And, to KarinsDad, if it's not one roll, then it isn't "blind luck", it's poor choices. At some point over the three or four rounds it takes to get those crappy rolls piling up, the character should be doing something to save themselves as they see things going down the tubes. It reminds me of the newspaper articles published every so often about young, unmarried women with children and how hard they have it because of [insert complaint here]. They invariably start with a line like, "When Susan found herself pregnant at 17, she didn't know what to do..." as if her circumstance was totally a freak occurrence out of her control. Ditto that with a character failing death saves. Unless your DM starts each session with all of your characters at 0hp, then there was a whole pile of "your fault" that led up to the death saves. Starting your narrative at the point where the saves are failed is disingenuous at best.

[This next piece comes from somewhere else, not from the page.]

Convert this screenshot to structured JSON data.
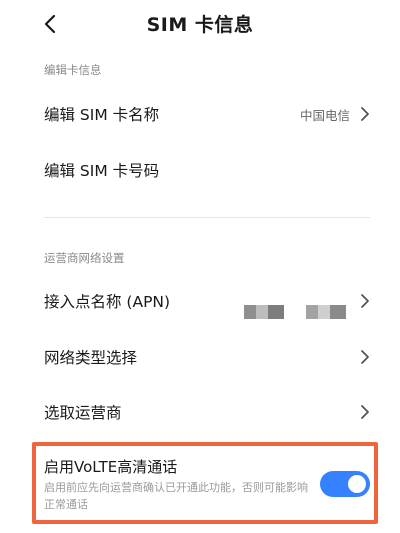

More than any other edition, characters are protected from single bad rolls and one unlucky occurrence. More than that, and it's either a challenge well beyond you (that you chose not to avoid) or your own poor choices that get you killed.
Total nonsense.
You mean poor choices like the NPC hitting the wizard PC, he fails his concentration roll, and the four foes in the Web spell are now out of the Web spell? Sorry, you are just mistaken. Here is an example of two rolls (one good one by an NPC, one poor one by a PC), all in the space of a single turn, which can turn the tide of battle. No player choice involved, let alone poor choices. So obviously, your one die roll theory is in error.

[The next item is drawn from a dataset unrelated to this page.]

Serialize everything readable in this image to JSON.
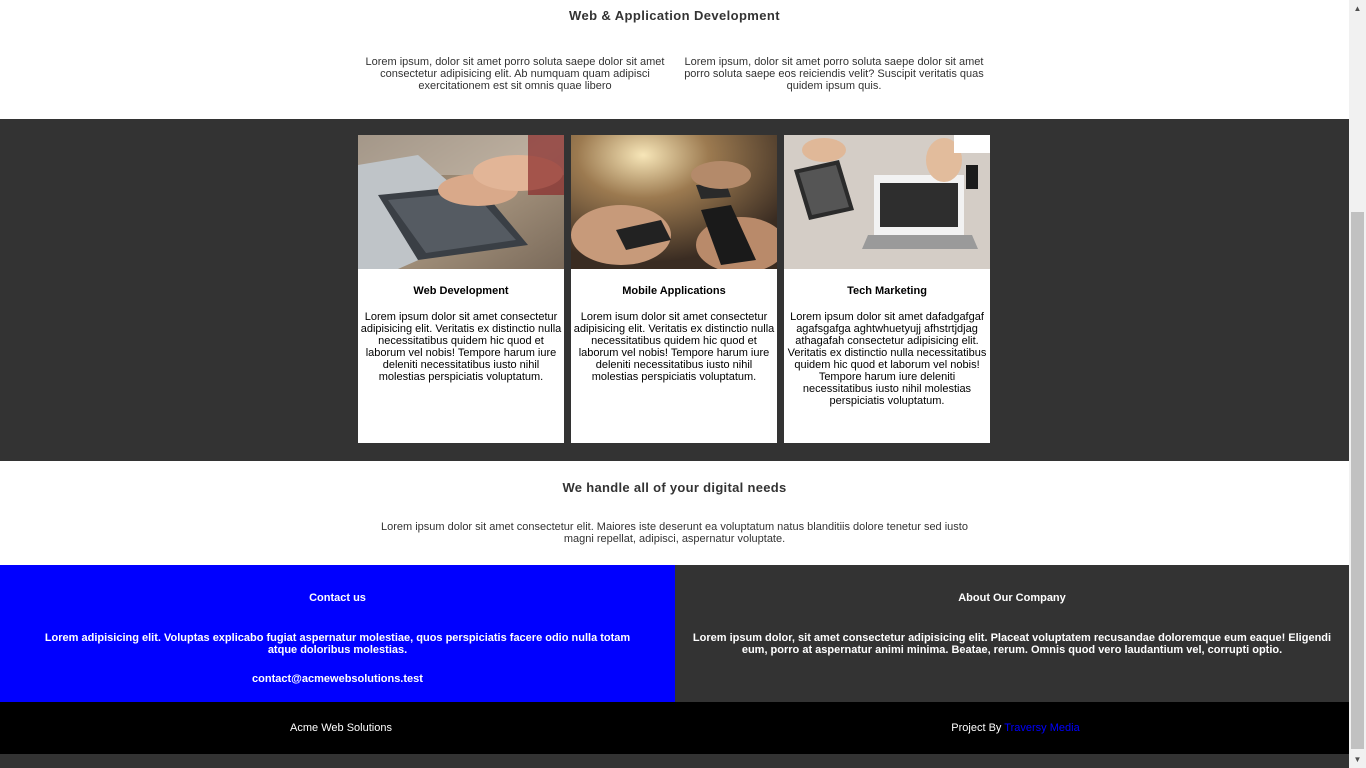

As for the "my fault" of my Wizard's two death saving throws, it happened to be two lightning bolts by the bad guys. My PC actually had 2 hit points remaining after the first lightning bolt, but that could easily have been 2 extra points of damage and a single spell that took him down.
Two characters went unconscious last night with a single Dragon breath weapon. The party ended up beating the dragon and nobody died, but if someone had died (e.g. the dragon had rolled more damage on the breath weapon, or one of those two characters had been a bit more damaged before the breath weapon), does that mean that it would have been due to poor decisions? Obviously not. Nobody is omniscient, even the DM. The best tactics can end up screwing the party and terrible tactics can end up winning the day, just because of dice rolls.
This concept that it has to be due to a single die roll in order for a PC to die from poor dumb luck is total crap. Sorry, you are just flat out mistaken on this.